Les pères fondateurs de l’Europe, s’appuyant sur leurs convictions pacifiques et les conclusions de Samuelson, ont considéré que l’homogénéisation des territoires serait un garant de la paix et de la prospérité économique. L’Europe n’est pas au bout du chemin : en cas de choc asymétrique, et contrairement aux résultats classiques de la théorie de l’échange international, les politiques communautaires actuelles se révèlent inefficaces, comme le montrent les crises grecques, irlandaises et portugaises et dans une certaine mesure et a contrario l’exemple allemand : une parfaite mobilité du travail (qui est purement théorique) assurerait un coût salarial horaire unique et donc empêcherait- en principe- les distorsions de compétitivité. Aujourd’hui, les entreprises d’Allemagne ressentent des restrictions à l’embauche de certaines classes de travailleurs. Ce qui pousse à la hausse leurs couts salariaux et donc corrige à la baisse leur avantage compétitif par rapport disons à l’Espagne. Avec une circulation parfaite du travail, les travailleurs européens afflueraient en Allemagne. Ce qui renforcerait l’effet d’agglomération dont bénéficie l’industrie allemande tout en faisant à nouveau baisser leurs salaires et théoriquement augmenter les revenus des travailleurs grecs, portugais et d’autres. Mais l’abaissement des salaires payés outre-rhin, renforcerait la compétitivité allemande et diminuerait celle des pays en difficulté. S’il ne s’agit pas d’un cercle vicieux, cela y ressemble, sauf à en sortir, par (i) une évolution des parités monétaires entre les pays supportant ce déséquilibre, par (ii) une modification des conditions d’application du Traité d’Union européenne voire du Traité lui-même ou par (iii) la baisse des salaires nominaux – c’est ce que sont en train de faire la Grèce, l’Irlande, le Portugal et l’Espagne, – et une mobilité des travailleurs entre les régions.

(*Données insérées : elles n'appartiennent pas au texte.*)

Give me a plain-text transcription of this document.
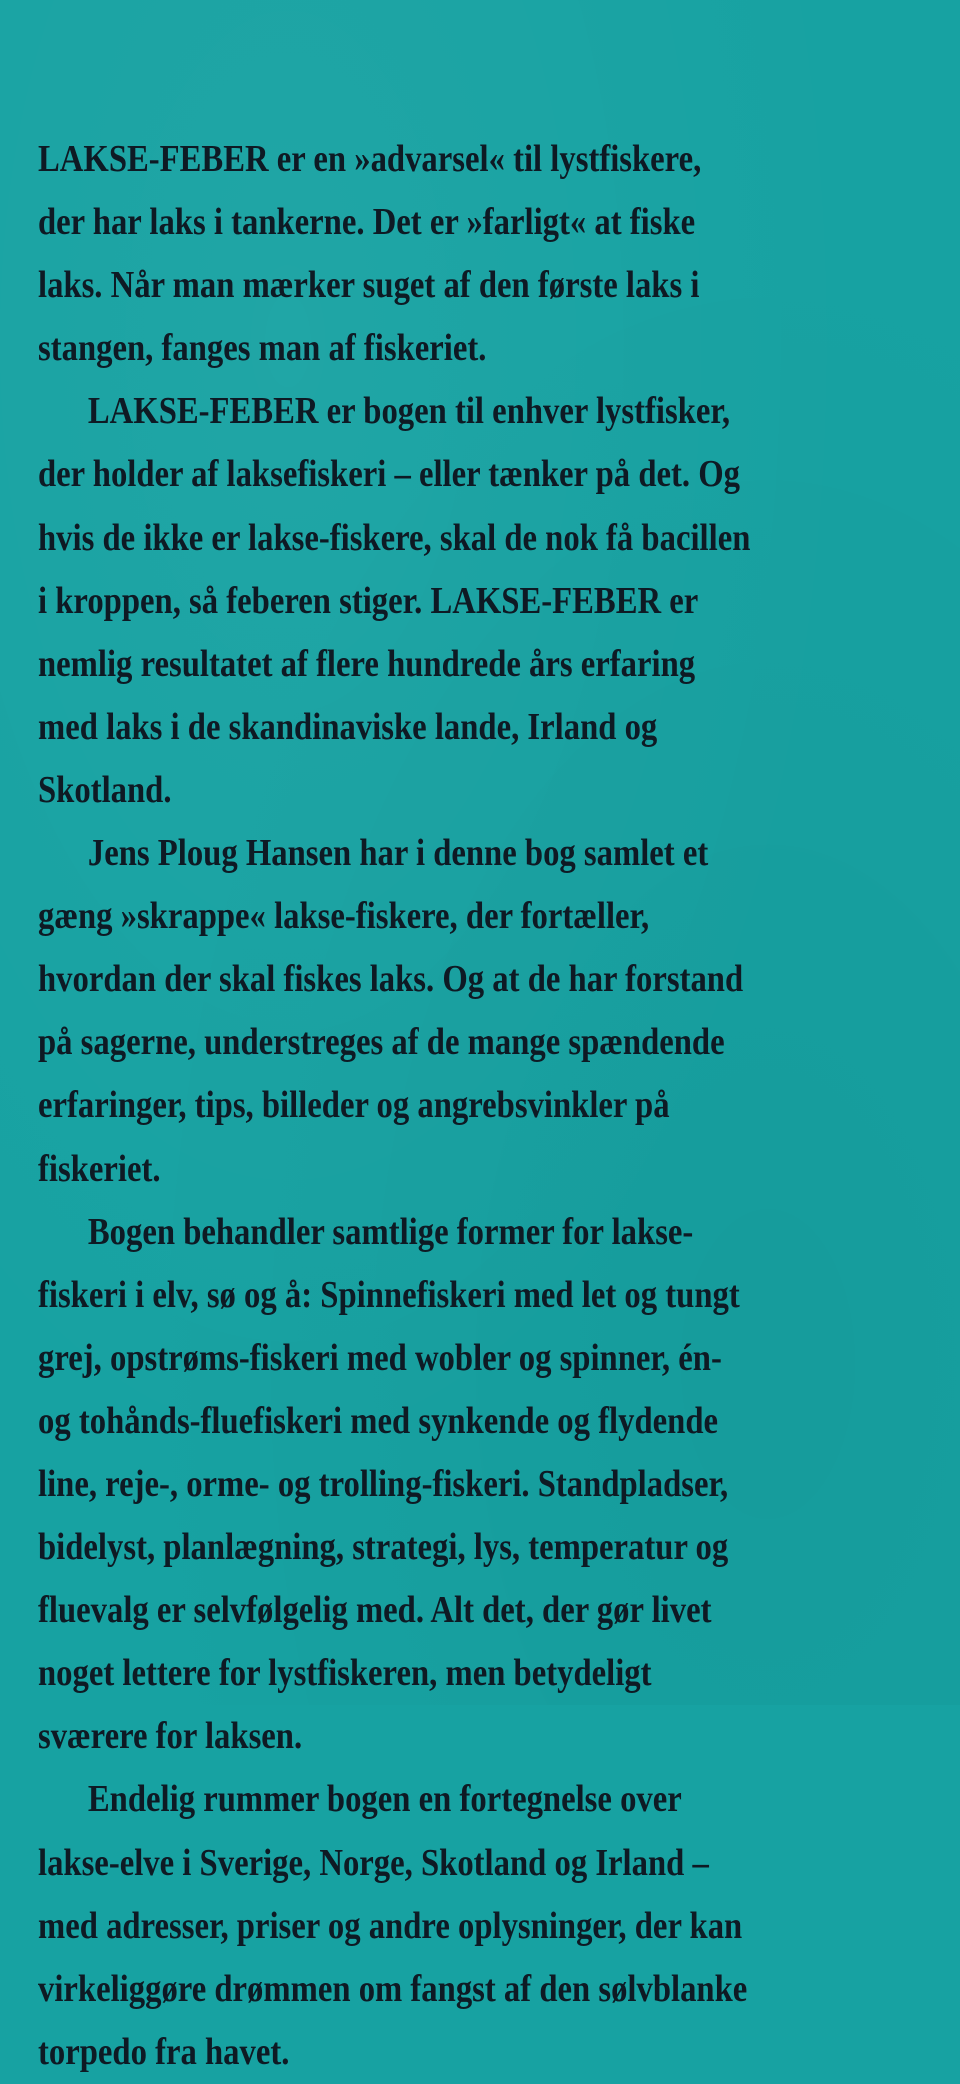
LAKSE-FEBER er en »advarsel« til lystfiskere,
der har laks i tankerne. Det er »farligt« at fiske
laks. Når man mærker suget af den første laks i
stangen, fanges man af fiskeriet.
LAKSE-FEBER er bogen til enhver lystfisker,
der holder af laksefiskeri – eller tænker på det. Og
hvis de ikke er lakse-fiskere, skal de nok få bacillen
i kroppen, så feberen stiger. LAKSE-FEBER er
nemlig resultatet af flere hundrede års erfaring
med laks i de skandinaviske lande, Irland og
Skotland.
Jens Ploug Hansen har i denne bog samlet et
gæng »skrappe« lakse-fiskere, der fortæller,
hvordan der skal fiskes laks. Og at de har forstand
på sagerne, understreges af de mange spændende
erfaringer, tips, billeder og angrebsvinkler på
fiskeriet.
Bogen behandler samtlige former for lakse-
fiskeri i elv, sø og å: Spinnefiskeri med let og tungt
grej, opstrøms-fiskeri med wobler og spinner, én-
og tohånds-fluefiskeri med synkende og flydende
line, reje-, orme- og trolling-fiskeri. Standpladser,
bidelyst, planlægning, strategi, lys, temperatur og
fluevalg er selvfølgelig med. Alt det, der gør livet
noget lettere for lystfiskeren, men betydeligt
sværere for laksen.
Endelig rummer bogen en fortegnelse over
lakse-elve i Sverige, Norge, Skotland og Irland –
med adresser, priser og andre oplysninger, der kan
virkeliggøre drømmen om fangst af den sølvblanke
torpedo fra havet.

Si le fédéralisme budgétaire qui assure une redistribution financière entre les territoires est insuffisant, la mobilité du facteur « travail » sur le territoire de l’Union, qui permettrait en temps de crise de répartir le chômage, n’est pas encore une réalité puisque (i) seuls 2% des travailleurs européens vivent et exercent un emploi dans un autre État membre que le leur et que (ii) l’Union européenne souffre d’un taux de chômage structurel relativement élevé. Le FMI a montré que les situations de chocs asymétriques étaient plus courantes dans l’Union européenne qu’aux États-Unis, en raison d’une plus grande spécialisation et hétérogénéité des régions. La différence fondamentale entre les deux zones réside dans la nature de cette réponse : alors qu’aux États-Unis le marché du travail est suffisamment souple et étendu géographiquement pour être très réactif et absorber les chocs, en Europe, c’est par l’exclusion et la mobilité infranationale qu’ils se résolvent, en tentant d’éviter une polarisation géographique de l’espace économique européen qui ne joue plus nécessairement à l’avantage de l’Europe du sud, et qui, s’il on n’y prend pas garde, pourrait être assez dangereuse à terme pour le projet européen lui-même.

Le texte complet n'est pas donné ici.